Le modèle d’intelligence artificielle DeepSeek a provoqué une grande agitation sur les marchés en raison de son coût extrêmement bas, estimé à seulement 6 millions de dollars, contre 100 millions pour son concurrent américain ChatGPT. Malgré les sanctions américaines limitant son accès aux semi-conducteurs avancés, la Chine semble avoir trouvé un moyen d’obtenir des résultats comparables avec moins de ressources. Cette situation soulève des interrogations quant à l’évaluation des entreprises américaines de semi-conducteurs.
Cependant, il est probable que le coût annoncé ne prenne pas en compte l’infrastructure, les puces acquises auparavant, ou encore l’exploitation de modèles opensource et de données obtenues par des moyens non déclarés. Quoi qu’il en soit, cette avancée technologique représente un défi majeur pour les États-Unis et relance le débat sur l’avancement technologique de la Chine, voire sa supériorité dans certains domaines.
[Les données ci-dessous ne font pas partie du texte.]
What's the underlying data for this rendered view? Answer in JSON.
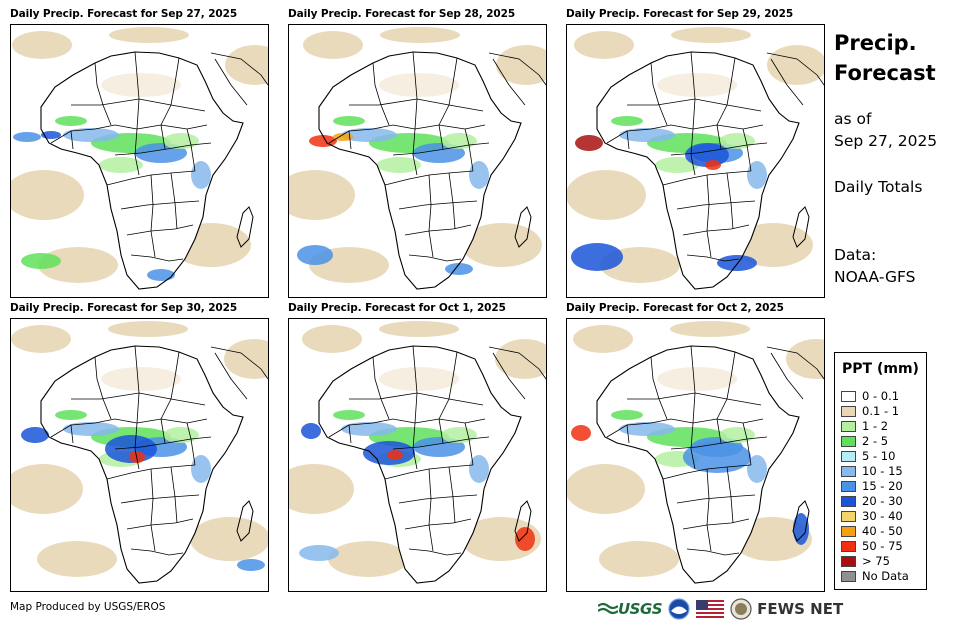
{
  "panels": [
    {
      "title": "Daily Precip. Forecast for Sep 27, 2025"
    },
    {
      "title": "Daily Precip. Forecast for Sep 28, 2025"
    },
    {
      "title": "Daily Precip. Forecast for Sep 29, 2025"
    },
    {
      "title": "Daily Precip. Forecast for Sep 30, 2025"
    },
    {
      "title": "Daily Precip. Forecast for Oct 1, 2025"
    },
    {
      "title": "Daily Precip. Forecast for Oct 2, 2025"
    }
  ],
  "side": {
    "title_line1": "Precip.",
    "title_line2": "Forecast",
    "as_of": "as of",
    "date": "Sep 27, 2025",
    "totals": "Daily Totals",
    "data_label": "Data:",
    "data_source": "NOAA-GFS"
  },
  "legend": {
    "title": "PPT (mm)",
    "items": [
      {
        "label": "0 - 0.1",
        "color": "#ffffff"
      },
      {
        "label": "0.1 - 1",
        "color": "#e8d6b5"
      },
      {
        "label": "1 - 2",
        "color": "#b4f0a0"
      },
      {
        "label": "2 - 5",
        "color": "#5fe05a"
      },
      {
        "label": "5 - 10",
        "color": "#b6ecf5"
      },
      {
        "label": "10 - 15",
        "color": "#86b9ec"
      },
      {
        "label": "15 - 20",
        "color": "#4a92e6"
      },
      {
        "label": "20 - 30",
        "color": "#1a55d8"
      },
      {
        "label": "30 - 40",
        "color": "#f5d46a"
      },
      {
        "label": "40 - 50",
        "color": "#f5a010"
      },
      {
        "label": "50 - 75",
        "color": "#f03010"
      },
      {
        "label": "> 75",
        "color": "#a81010"
      },
      {
        "label": "No Data",
        "color": "#909090"
      }
    ]
  },
  "footer": {
    "credit": "Map Produced by USGS/EROS",
    "usgs": "USGS",
    "fews": "FEWS NET"
  }
}
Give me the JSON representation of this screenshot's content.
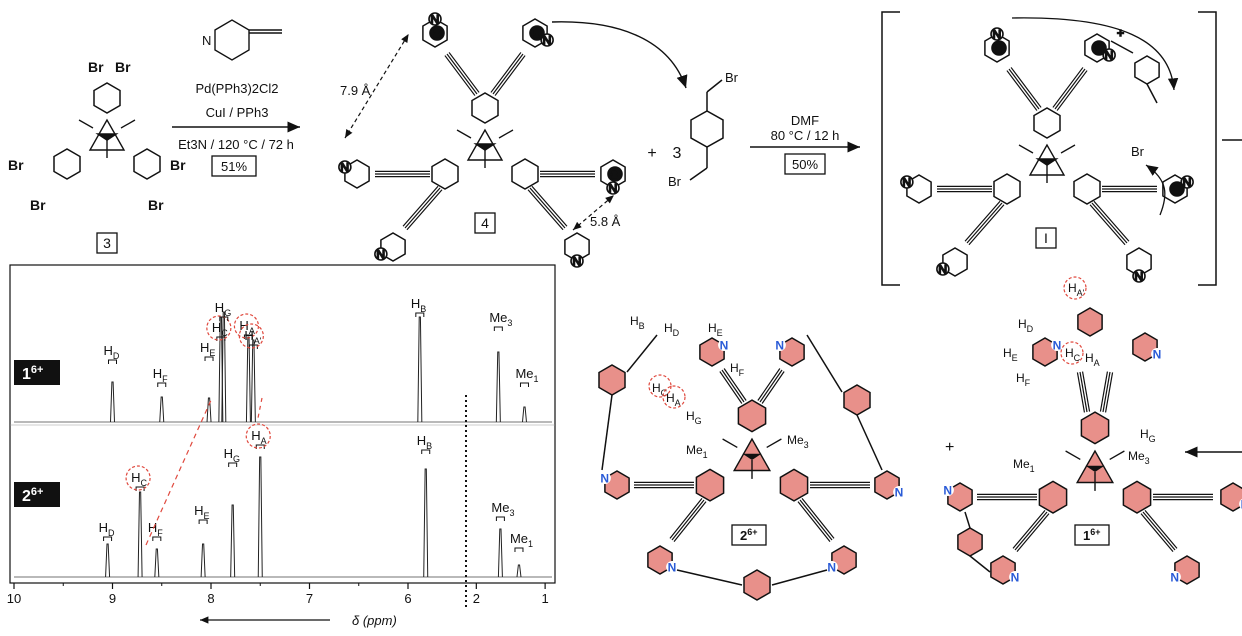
{
  "scheme": {
    "compound_3": "3",
    "compound_4": "4",
    "intermediate": "I",
    "br_label": "Br",
    "n_label": "N",
    "plus": "+",
    "coeff_3": "3",
    "step1": {
      "reagent1": "Pd(PPh3)2Cl2",
      "reagent2": "CuI  / PPh3",
      "conditions": "Et3N / 120 °C / 72 h",
      "yield": "51%"
    },
    "step2": {
      "solvent": "DMF",
      "conditions": "80 °C / 12 h",
      "yield": "50%"
    },
    "distances": {
      "d1": "7.9 Å",
      "d2": "5.8 Å"
    },
    "pyridine_numbers": [
      "1",
      "2",
      "3"
    ]
  },
  "nmr": {
    "spectrum_top": {
      "label": "1",
      "charge": "6+"
    },
    "spectrum_bottom": {
      "label": "2",
      "charge": "6+"
    },
    "axis": {
      "ticks_left": [
        "10",
        "9",
        "8",
        "7",
        "6"
      ],
      "ticks_right": [
        "2",
        "1"
      ],
      "xlabel": "δ (ppm)"
    },
    "peaks_top": [
      {
        "label": "H",
        "sub": "D",
        "ppm": 9.0
      },
      {
        "label": "H",
        "sub": "F",
        "ppm": 8.5
      },
      {
        "label": "H",
        "sub": "E",
        "ppm": 8.02
      },
      {
        "label": "H",
        "sub": "C",
        "ppm": 7.9
      },
      {
        "label": "H",
        "sub": "G",
        "ppm": 7.87
      },
      {
        "label": "H",
        "sub": "A",
        "ppm": 7.62
      },
      {
        "label": "H",
        "sub": "A'",
        "ppm": 7.57
      },
      {
        "label": "H",
        "sub": "B",
        "ppm": 5.88
      },
      {
        "label": "Me",
        "sub": "3",
        "ppm": 1.68
      },
      {
        "label": "Me",
        "sub": "1",
        "ppm": 1.3
      }
    ],
    "peaks_bottom": [
      {
        "label": "H",
        "sub": "D",
        "ppm": 9.05
      },
      {
        "label": "H",
        "sub": "C",
        "ppm": 8.72
      },
      {
        "label": "H",
        "sub": "F",
        "ppm": 8.55
      },
      {
        "label": "H",
        "sub": "E",
        "ppm": 8.08
      },
      {
        "label": "H",
        "sub": "G",
        "ppm": 7.78
      },
      {
        "label": "H",
        "sub": "A",
        "ppm": 7.5
      },
      {
        "label": "H",
        "sub": "B",
        "ppm": 5.82
      },
      {
        "label": "Me",
        "sub": "3",
        "ppm": 1.65
      },
      {
        "label": "Me",
        "sub": "1",
        "ppm": 1.38
      }
    ]
  },
  "structures": {
    "cage_2": {
      "label": "2",
      "charge": "6+"
    },
    "cage_1": {
      "label": "1",
      "charge": "6+"
    },
    "labels": {
      "HB": "B",
      "HD": "D",
      "HE": "E",
      "HF": "F",
      "HC": "C",
      "HA": "A",
      "HG": "G",
      "HAp": "A'",
      "Me1": "1",
      "Me3": "3"
    },
    "plus_sign": "+"
  },
  "colors": {
    "ring_fill": "#e8908a",
    "dashed_circle": "#e0493e",
    "n_blue": "#2a5bd7"
  }
}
En 2023, la fondation américaine pour l’innovation et les technologies de l’information a révélé que la Chine était devenue le premier producteur mondial dans sept des dix industries stratégiques, notamment la fabrication de batteries, la fibre optique, les turbines, les produits chimiques, les métaux et les machines-outils. De plus, elle devance les États-Unis de 10 à 15 ans dans le déploiement de nouvelles technologies nucléaires et détient la plus grande part de marché dans la fabrication de véhicules électriques. Bien que les États-Unis conservent une avance dans les domaines des produits pharmaceutiques, des semi-conducteurs avancés et de l’informatique quantique, la Chine progresse rapidement dans certains segments de ces secteurs.
Ce succès repose en grande partie sur l’initiative « Made in China 2025 », un plan industriel sur dix ans visant à renforcer l’autonomie technologique du pays. Inspirée des principes marxistes sur le contrôle des moyens de production et des concepts économiques d’expansion des marchés, la Chine a décidé, après la crise financière de 2008 et les révélations de Snowden en 2013, qu’il était temps de passer à des industries plus avancées. Le gouvernement a identifié des secteurs clés, tels que les chemins de fer et les technologies vertes, et a déployé des stratégies multiples pour en prendre le contrôle.
Ces stratégies incluent le recrutement d’experts étrangers, des incitations fiscales pour attirer les leaders de l’industrie et la création de laboratoires de recherche avancés. Dans certains cas, la technologie a été transférée ou copiée auprès d’entreprises étrangères, tandis que les industries locales bénéficiaient d’un soutien massif sous forme de subventions et de prêts gouvernementaux. La Chine a également favorisé l’acquisition de concurrents étrangers ou imposé des tarifs douaniers à ceux qu’elle ne pouvait pas racheter. En parallèle, elle a mis en place des centres de recherche et des parcs industriels intégrés avec des infrastructures éducatives et sanitaires pour attirer les talents, tout en investissant dans des fonds d’orientation pour soutenir le développement de son industrie des semi-conducteurs.
Bien que ces politiques aient d’abord suscité le scepticisme, puis la critique, elles ont porté leurs fruits. La Chine a réussi à réaliser des percées technologiques majeures, à capter des parts de marché aux concurrents et à positionner ses industries au premier plan mondial. Mais la question clé demeure : ce modèle est-il durable ? Malgré le succès de Made in China 2025, des défis majeurs subsistent, notamment la croissance rapide de la dette par rapport au PIB, l’évolution démographique accélérée et les crises du secteur immobilier. Alors que la Chine rivalise avec l’Occident, elle doit également faire face au ralentissement de son économie, soulevant ainsi des doutes sur la pérennité de cette stratégie avant d’affronter de véritables défis financiers.